With the success of MOBAs, the decline of the genre may get worse. They have similarities, sure, but while one is much simpler, real time strategy is too complex for some. My message to developers as a parting note, you know the genre has a niche audience, stop trying to dumb down the games to appeal to more people, that’s why the genre is dying. We take pride in the challenge of our games, the challenge to our minds. Make these games hard, or not at all.

  • Thomas Gilliam

    Bit late but I don’t think the genre is dying so much as it is transitioning to mainly an indie and mid level sized company ruled space. Last year saw the release of Grey Goo, Etherium, Act of Aggression, Hegemony III, and the remaster of Homeworld 1 and 2 by Blackbird Interactive and Gearbox.

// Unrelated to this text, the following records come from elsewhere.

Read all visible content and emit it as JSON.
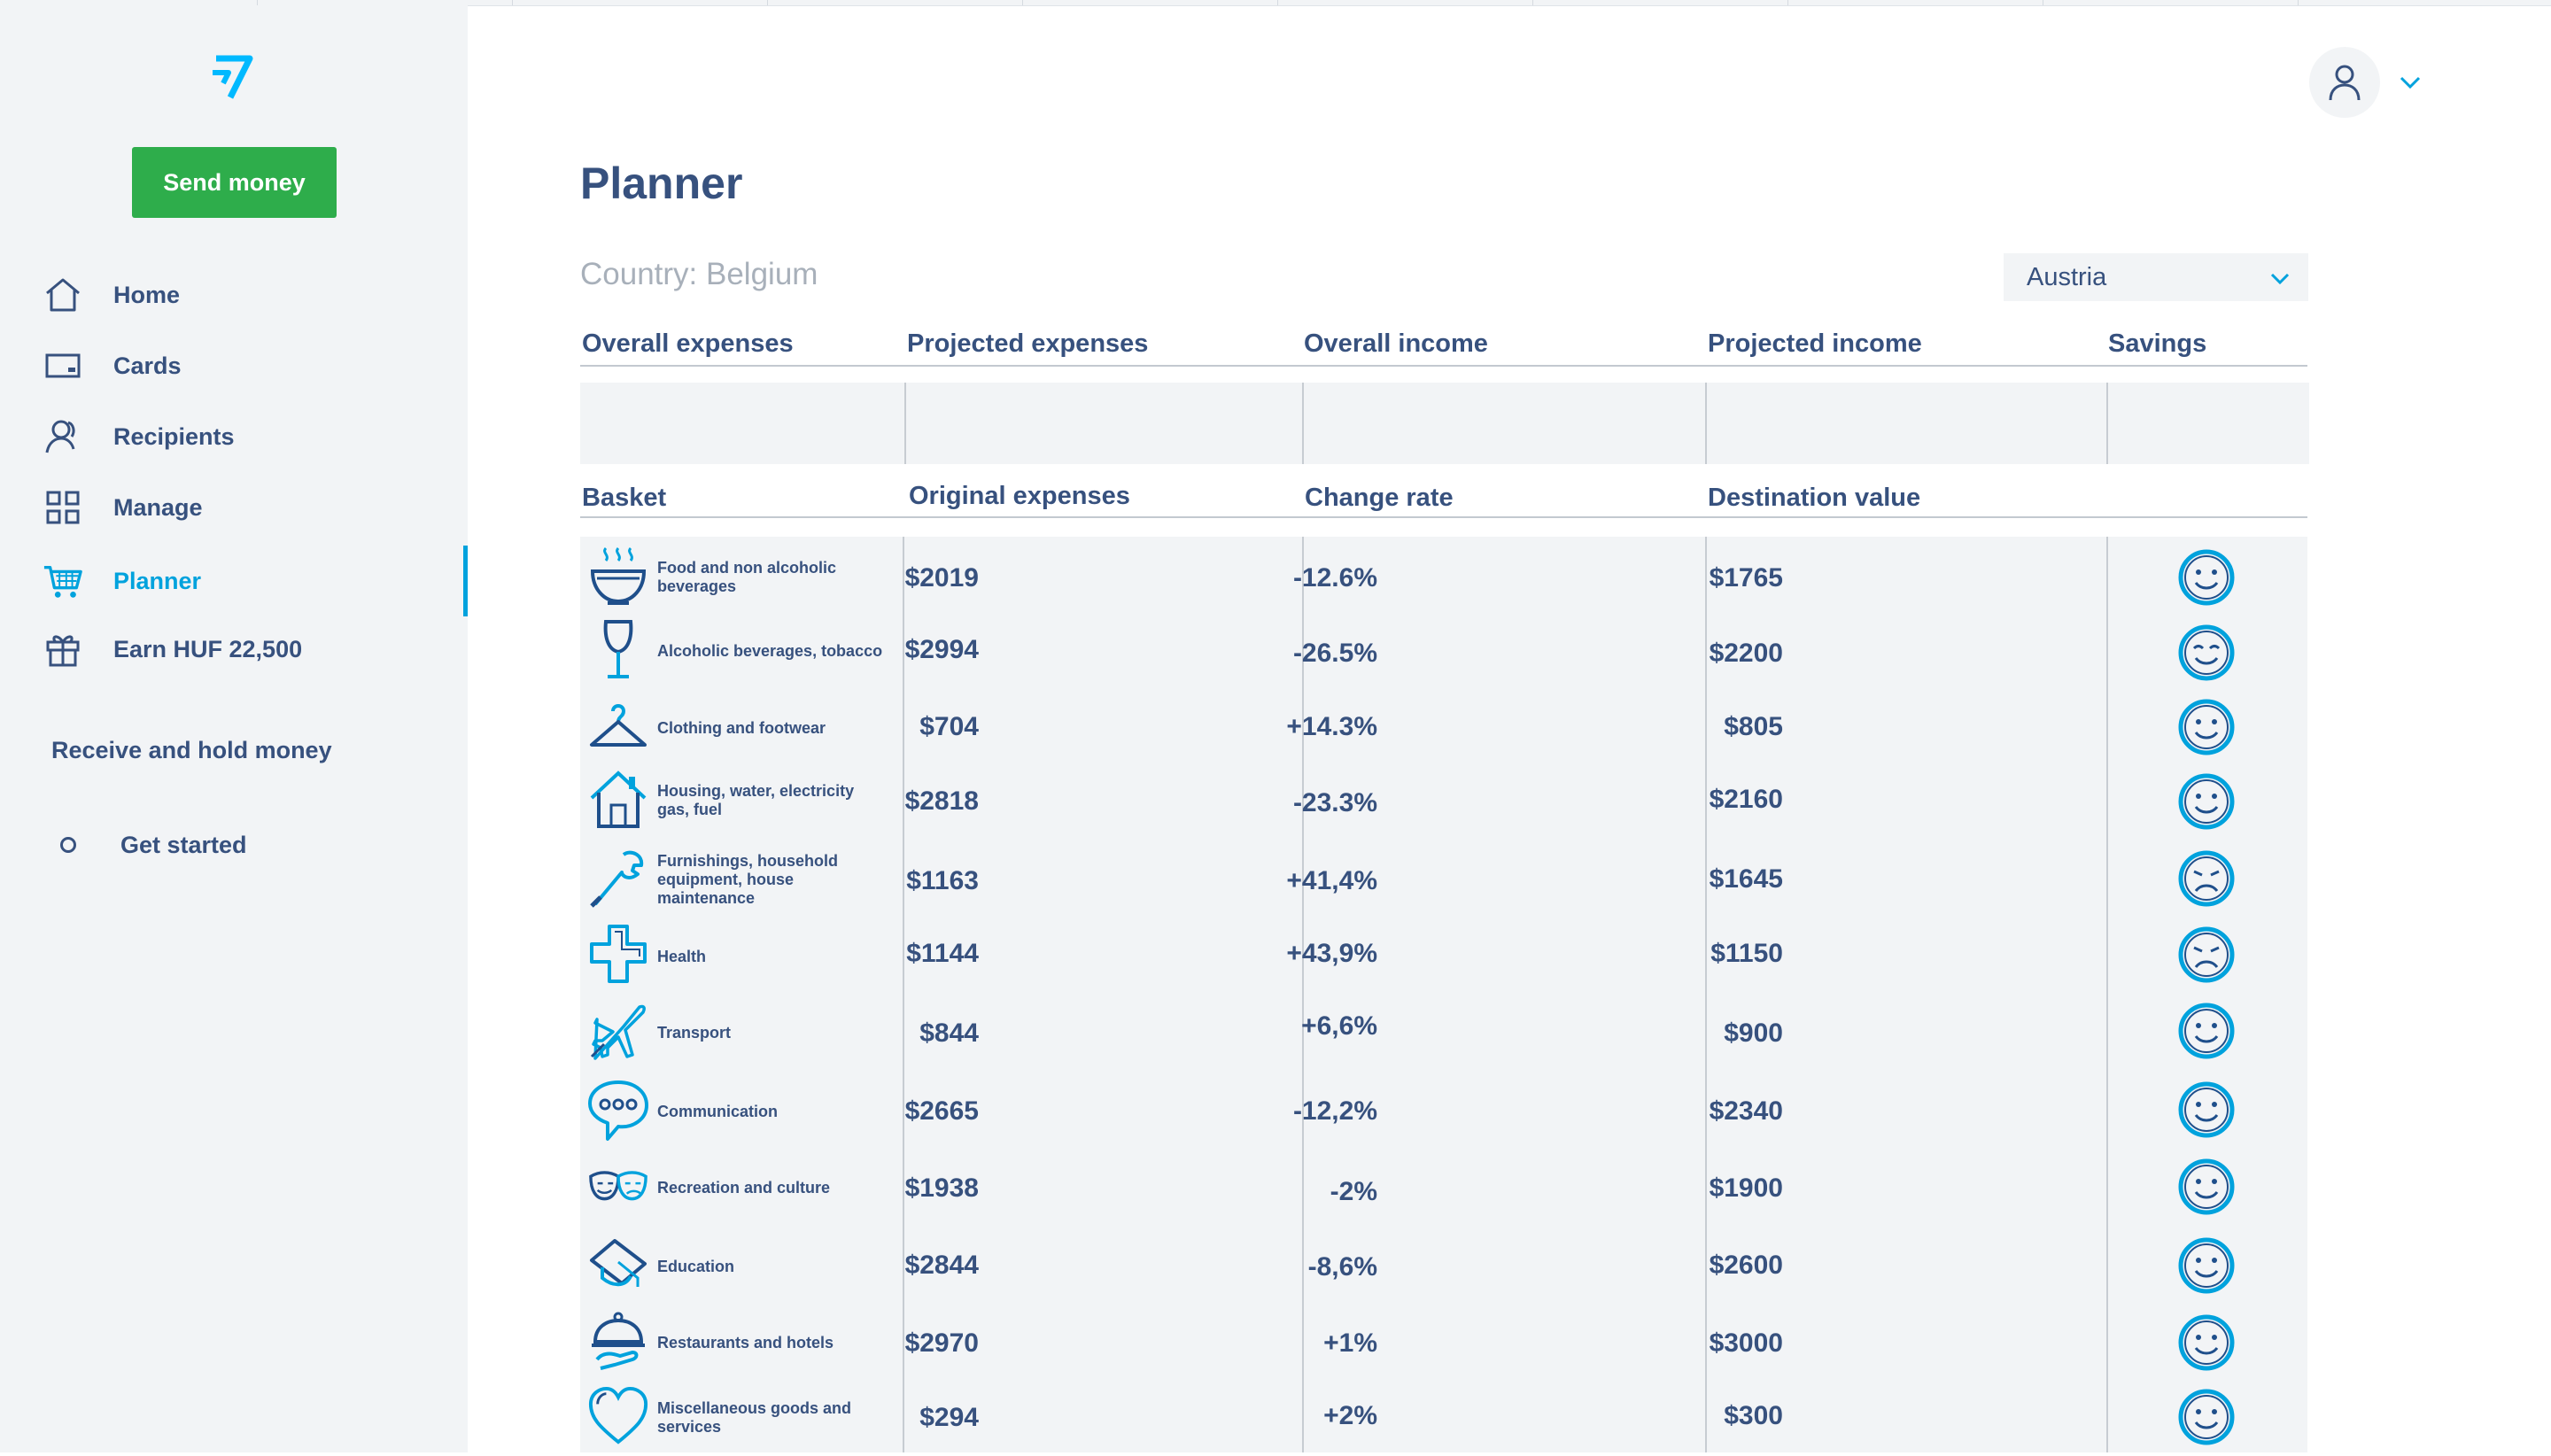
{
  "sidebar": {
    "logo": "wise-logo",
    "send_button": "Send money",
    "nav": [
      {
        "label": "Home",
        "icon": "home-icon"
      },
      {
        "label": "Cards",
        "icon": "card-icon"
      },
      {
        "label": "Recipients",
        "icon": "recipients-icon"
      },
      {
        "label": "Manage",
        "icon": "grid-icon"
      },
      {
        "label": "Planner",
        "icon": "cart-icon",
        "active": true
      },
      {
        "label": "Earn HUF 22,500",
        "icon": "gift-icon"
      }
    ],
    "section_title": "Receive and hold money",
    "get_started": "Get started"
  },
  "header": {
    "avatar": "user-icon"
  },
  "planner": {
    "title": "Planner",
    "country_label": "Country: Belgium",
    "destination_select": "Austria",
    "summary_headers": [
      "Overall expenses",
      "Projected expenses",
      "Overall income",
      "Projected income",
      "Savings"
    ],
    "table_headers": [
      "Basket",
      "Original expenses",
      "Change rate",
      "Destination value"
    ],
    "rows": [
      {
        "category": "Food and non alcoholic beverages",
        "icon": "bowl-icon",
        "original": "$2019",
        "rate": "-12.6%",
        "destination": "$1765",
        "mood": "happy"
      },
      {
        "category": "Alcoholic beverages, tobacco",
        "icon": "wine-glass-icon",
        "original": "$2994",
        "rate": "-26.5%",
        "destination": "$2200",
        "mood": "content"
      },
      {
        "category": "Clothing and footwear",
        "icon": "hanger-icon",
        "original": "$704",
        "rate": "+14.3%",
        "destination": "$805",
        "mood": "happy"
      },
      {
        "category": "Housing, water, electricity gas, fuel",
        "icon": "house-icon",
        "original": "$2818",
        "rate": "-23.3%",
        "destination": "$2160",
        "mood": "happy"
      },
      {
        "category": "Furnishings, household equipment, house maintenance",
        "icon": "wrench-icon",
        "original": "$1163",
        "rate": "+41,4%",
        "destination": "$1645",
        "mood": "sad"
      },
      {
        "category": "Health",
        "icon": "cross-icon",
        "original": "$1144",
        "rate": "+43,9%",
        "destination": "$1150",
        "mood": "sad"
      },
      {
        "category": "Transport",
        "icon": "plane-icon",
        "original": "$844",
        "rate": "+6,6%",
        "destination": "$900",
        "mood": "happy"
      },
      {
        "category": "Communication",
        "icon": "speech-bubble-icon",
        "original": "$2665",
        "rate": "-12,2%",
        "destination": "$2340",
        "mood": "happy"
      },
      {
        "category": "Recreation and culture",
        "icon": "theater-masks-icon",
        "original": "$1938",
        "rate": "-2%",
        "destination": "$1900",
        "mood": "happy"
      },
      {
        "category": "Education",
        "icon": "graduation-cap-icon",
        "original": "$2844",
        "rate": "-8,6%",
        "destination": "$2600",
        "mood": "happy"
      },
      {
        "category": "Restaurants and hotels",
        "icon": "cloche-icon",
        "original": "$2970",
        "rate": "+1%",
        "destination": "$3000",
        "mood": "happy"
      },
      {
        "category": "Miscellaneous goods and services",
        "icon": "heart-icon",
        "original": "$294",
        "rate": "+2%",
        "destination": "$300",
        "mood": "happy"
      }
    ]
  },
  "colors": {
    "accent": "#00a2dd",
    "text": "#37517e",
    "send_button": "#2ead4b",
    "panel": "#f2f4f6",
    "muted": "#a8b0ba"
  }
}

Those were all released by smaller companies and Legacy of the Void was really the only AAA release last year. This year we have gotten Battlefleet Gothic: Armada, Homeworld: Deserts of Kharak, Ashes of the Singularity, Offworld Trading Company, Blitzkrieg 3, 8-bit Armies, and Cossacks 3 will be arriving before the end of the year. Not a single release by a larger company this year. You will have to wait until the release of Halo Wars 2 or Dawn of War 3 next year for a AAA RTS to come out from Creative Assembly and Relic respectively. Apparently big companies have for the most part decided that RTS games are no longer worth their time to produce.